1.1. Appellante moet aan het Uwv een bedrag aan ten onrechte genoten uitkeringen terugbetalen. Bij besluit van 21 april 2010 is bepaald dat appellante het op dat moment openstaande bedrag van € 52.195,37 in termijnen van € 56,56 per maand terugbetaalt. Bij de berekening van dat bedrag is de beslagvrije voet ter grootte van 90% van de bijstandsnorm vrijgelaten. In het besluit van 21 april 2010 staat verder onder meer dat het Uwv bevoegd is een bedrag in te houden op een uitkering die appellante van de gemeente krijgt en dat ook vakantiegeld kan worden ingehouden. Appellantes bezwaar tegen het besluit van
21 april 2010 is door het Uwv ongegrond verklaard.

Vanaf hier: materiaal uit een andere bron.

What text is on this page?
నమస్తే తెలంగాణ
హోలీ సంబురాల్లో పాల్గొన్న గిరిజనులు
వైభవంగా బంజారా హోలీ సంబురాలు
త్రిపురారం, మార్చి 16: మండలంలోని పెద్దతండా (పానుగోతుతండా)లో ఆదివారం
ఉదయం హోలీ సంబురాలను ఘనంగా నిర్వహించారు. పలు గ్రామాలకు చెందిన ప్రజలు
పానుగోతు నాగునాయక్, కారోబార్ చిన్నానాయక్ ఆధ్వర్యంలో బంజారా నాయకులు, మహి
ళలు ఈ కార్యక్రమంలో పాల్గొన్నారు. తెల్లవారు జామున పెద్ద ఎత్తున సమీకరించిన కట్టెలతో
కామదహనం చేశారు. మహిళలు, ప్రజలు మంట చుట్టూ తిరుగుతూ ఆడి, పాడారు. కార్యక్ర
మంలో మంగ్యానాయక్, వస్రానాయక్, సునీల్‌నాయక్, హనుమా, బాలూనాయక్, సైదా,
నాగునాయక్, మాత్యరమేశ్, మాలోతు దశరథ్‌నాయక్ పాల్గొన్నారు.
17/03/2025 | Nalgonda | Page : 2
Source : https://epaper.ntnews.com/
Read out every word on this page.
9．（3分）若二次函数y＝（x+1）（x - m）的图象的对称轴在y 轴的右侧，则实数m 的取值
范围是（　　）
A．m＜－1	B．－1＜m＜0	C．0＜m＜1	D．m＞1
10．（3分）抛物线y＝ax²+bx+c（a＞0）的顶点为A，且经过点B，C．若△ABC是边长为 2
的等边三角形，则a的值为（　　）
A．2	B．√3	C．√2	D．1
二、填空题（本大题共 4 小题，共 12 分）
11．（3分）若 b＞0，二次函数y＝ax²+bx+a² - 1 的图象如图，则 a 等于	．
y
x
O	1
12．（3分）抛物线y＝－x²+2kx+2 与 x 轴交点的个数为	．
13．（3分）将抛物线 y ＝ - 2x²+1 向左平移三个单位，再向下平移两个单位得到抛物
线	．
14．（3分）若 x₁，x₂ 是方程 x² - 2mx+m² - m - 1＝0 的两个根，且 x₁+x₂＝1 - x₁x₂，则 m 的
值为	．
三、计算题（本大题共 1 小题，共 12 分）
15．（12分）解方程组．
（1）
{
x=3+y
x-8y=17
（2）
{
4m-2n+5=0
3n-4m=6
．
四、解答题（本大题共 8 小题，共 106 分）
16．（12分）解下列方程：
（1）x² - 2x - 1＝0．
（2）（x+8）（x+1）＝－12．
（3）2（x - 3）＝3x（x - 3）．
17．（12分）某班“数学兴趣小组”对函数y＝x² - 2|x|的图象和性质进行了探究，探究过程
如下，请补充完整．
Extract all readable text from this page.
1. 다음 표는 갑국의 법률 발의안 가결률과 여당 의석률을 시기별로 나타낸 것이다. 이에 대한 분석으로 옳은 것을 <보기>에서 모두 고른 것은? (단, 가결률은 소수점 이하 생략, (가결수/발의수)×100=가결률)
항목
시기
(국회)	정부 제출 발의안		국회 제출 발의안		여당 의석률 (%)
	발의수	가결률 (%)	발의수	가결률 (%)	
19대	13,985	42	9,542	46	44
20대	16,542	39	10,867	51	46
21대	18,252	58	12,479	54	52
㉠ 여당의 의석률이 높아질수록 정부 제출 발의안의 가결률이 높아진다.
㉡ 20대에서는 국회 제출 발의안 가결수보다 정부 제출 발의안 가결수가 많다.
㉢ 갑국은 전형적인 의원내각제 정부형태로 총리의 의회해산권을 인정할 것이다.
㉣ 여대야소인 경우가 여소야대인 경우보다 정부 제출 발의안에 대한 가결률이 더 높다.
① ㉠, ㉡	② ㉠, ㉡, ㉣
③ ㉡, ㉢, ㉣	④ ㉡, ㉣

1.2. Omdat appellante de betalingsregeling niet zou zijn nagekomen heeft het Uwv in november 2010 beslag gelegd op de uitkering die appellante ontving op grond van de Wet Werk en Bijstand (WWB), waaronder vakantiegeld. Nadien is gebleken dat van
niet-nakoming van de betalingsregeling door appellante geen sprake was geweest. Het Uwv heeft de inhouding van het vakantiegeld gehandhaafd. Op 20 februari 2012 heeft het Uwv hierover een besluit genomen. In dit besluit is gesteld dat naast de maandelijkse inhouding het vakantiegeld wordt ingehouden, waarbij appellante blijft beschikken over een inkomen dat gelijk is aan de beslagvrije voet. Bij beslissing op bezwaar van 8 mei 2012 heeft het Uwv het bezwaar van appellante tegen het besluit van 20 februari 2012 ongegrond verklaard.
2.
De rechtbank heeft het beroep van appellante tegen het bestreden besluit bij de aangevallen uitspraak ongegrond verklaard. Naar het oordeel van de rechtbank maakte de in het besluit van 21 april 2010 gedane vermelding van de bevoegdheid van het Uwv tot inhouding van vakantiegeld deel uit van de met appellante getroffen betalingsregeling. Onder verwijzing naar die vermelding onderschreef de rechtbank het standpunt van het Uwv. De rechtbank was daarnaast van oordeel dat het Uwv ook op grond van de regels over de vaststelling van de maandelijkse aflossingscapaciteit bevoegd was om een toename van inkomen extra te verrekenen. Omdat appellantes inkomen in mei 2011 was toegenomen als gevolg van het vakantiegeld was het Uwv bevoegd het extra inkomen uit vakantiegeld op te eisen, aldus de rechtbank.
3.1.
Appellante heeft betwist dat het vakantiegeld onderdeel vormde van de betalingsregeling die zij met het Uwv heeft getroffen en die haar verplichtte om € 56,56 per maand te betalen. Hierbij heeft appellante erop gewezen dat op 21 april 2010 bekend was dat zij in mei 2010 vakantiegeld zou ontvangen en dat dit uitdrukkelijk buiten de betalingsregeling is gehouden. Zolang zij zich aan de betalingsregeling hield, wat zij heeft gedaan, was het Uwv naar de mening van appellante niet bevoegd om beslag te leggen op het vakantiegeld van de WWB, noch om dat in te vorderen. Appellante heeft betoogd dat het Uwv de met haar gemaakte afspraken heeft geschonden en daarmee heeft gehandeld in strijd met de algemene beginselen van behoorlijk bestuur.
3.2.
Het Uwv heeft bevestiging van de aangevallen uitspraak bepleit.
4.
De Raad komt tot de volgende beoordeling.
4.1.
De rechtbank heeft terecht geoordeeld dat het Uwv op grond van de regels over de vaststelling van de maandelijkse aflossingscapaciteit bevoegd was om een toename van inkomen extra te verrekenen. Omdat appellantes inkomen in mei 2011 was toegenomen als gevolg van de uitbetaling van vakantiegeld aan haar, was het Uwv bevoegd dat extra inkomen op te eisen. Daarmee is niet gehandeld in strijd met de met appellante getroffen betalingsregeling, nu daarin uitdrukkelijk is opgenomen dat het Uwv bevoegd is een bedrag in te houden op een uitkering die appellante van de gemeente krijgt en dat ook vakantiegeld kan worden ingehouden. Bovendien is de beslagvrije voet gerespecteerd.
4.2.
Het hoger beroep slaagt niet. De aangevallen uitspraak zal worden bevestigd.
5.
Voor een proceskostenveroordeling bestaat geen aanleiding.

BESLISSING

De Centrale Raad van Beroep bevestigt de aangevallen uitspraak.
Deze uitspraak is gedaan door B.M. van Dun, in tegenwoordigheid van H.J. Dekker als griffier. De beslissing is uitgesproken in het openbaar op 11 september 2013.